Miles Davis - trumpet
Wayne Shorter - tenor and soprano saxophones
Chick Corea - electric piano
Dave Holland - bass
Jack DeJohnette - drums
Airto Moreira - percussion
Miles Davis, opening on a bill that also featured the Steve Miller Band and headliners Neil Young and Crazy Horse, exemplifies the musical diversity that Bill Graham often embraced at the Fillmores. This historic stint of shows came at the beginning of a major crossroads in Davis' career. This night and the next were the first time Miles played before a rock audience after years of performing in smoky, dark club settings. From all accounts, this was an eye opening experience - for both the audience and Miles himself.

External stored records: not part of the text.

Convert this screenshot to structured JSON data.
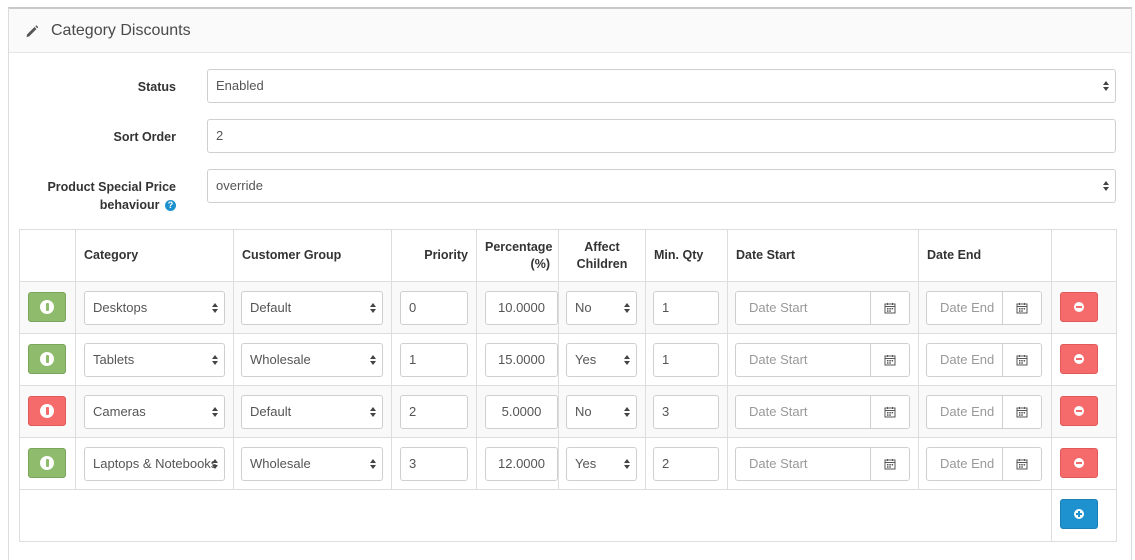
{
  "panel": {
    "title": "Category Discounts"
  },
  "form": {
    "status": {
      "label": "Status",
      "value": "Enabled"
    },
    "sort_order": {
      "label": "Sort Order",
      "value": "2"
    },
    "special_price": {
      "label_line1": "Product Special Price",
      "label_line2": "behaviour",
      "value": "override"
    }
  },
  "table": {
    "headers": {
      "category": "Category",
      "customer_group": "Customer Group",
      "priority": "Priority",
      "percentage_line1": "Percentage",
      "percentage_line2": "(%)",
      "affect_line1": "Affect",
      "affect_line2": "Children",
      "min_qty": "Min. Qty",
      "date_start": "Date Start",
      "date_end": "Date End"
    },
    "placeholders": {
      "date_start": "Date Start",
      "date_end": "Date End"
    },
    "rows": [
      {
        "enabled": true,
        "category": "Desktops",
        "group": "Default",
        "priority": "0",
        "percentage": "10.0000",
        "affect": "No",
        "min_qty": "1"
      },
      {
        "enabled": true,
        "category": "Tablets",
        "group": "Wholesale",
        "priority": "1",
        "percentage": "15.0000",
        "affect": "Yes",
        "min_qty": "1"
      },
      {
        "enabled": false,
        "category": "Cameras",
        "group": "Default",
        "priority": "2",
        "percentage": "5.0000",
        "affect": "No",
        "min_qty": "3"
      },
      {
        "enabled": true,
        "category": "Laptops & Notebooks",
        "group": "Wholesale",
        "priority": "3",
        "percentage": "12.0000",
        "affect": "Yes",
        "min_qty": "2"
      }
    ]
  },
  "colors": {
    "enabled": "#8fbb6c",
    "disabled": "#f56b6b",
    "primary": "#1e91cf"
  }
}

Never one to stand still, this concert finds Miles fully launched in a new musical direction that would blur the lines between rock and jazz forever. A jazz musician embracing instruments both electric and amplified was relatively unheard of in 1970. Due to the extraordinary musicianship of Davis' band at this time, along with their tendency to play continuously for an entire set, it can be difficult for the casual listener to take it all in. Rather than announce a song to the audience, or to his band for that matter, Davis would often simply play a coded phrase that signaled the transition into another direction to the band.
This era of Davis' music would come to have a profound influence on younger jazz musicians, the progressive rock movement in Europe, in addition to rock musicians like the Grateful Dead and Jimi Hendrix. This was the beginning of a five year stretch during which Davis began taking his music to an intensity level few have ever matched. Concentrated listening is a requirement to truly appreciate Miles' music in the early 1970's. This night at the Fillmore East demonstrates all of the above, but is slightly less adventurous and aggressive than the following night, when the band really cuts loose. The basic structure to the setlist is the same for both early and late shows, but the improvisation takes each set in distinctive directions. These recordings, made by Columbia Records in hopes of cutting a live album at the time, capture a key moment in the history of jazz if not modern music in general - a monumental moment that, even now, one can still have the chance to witness.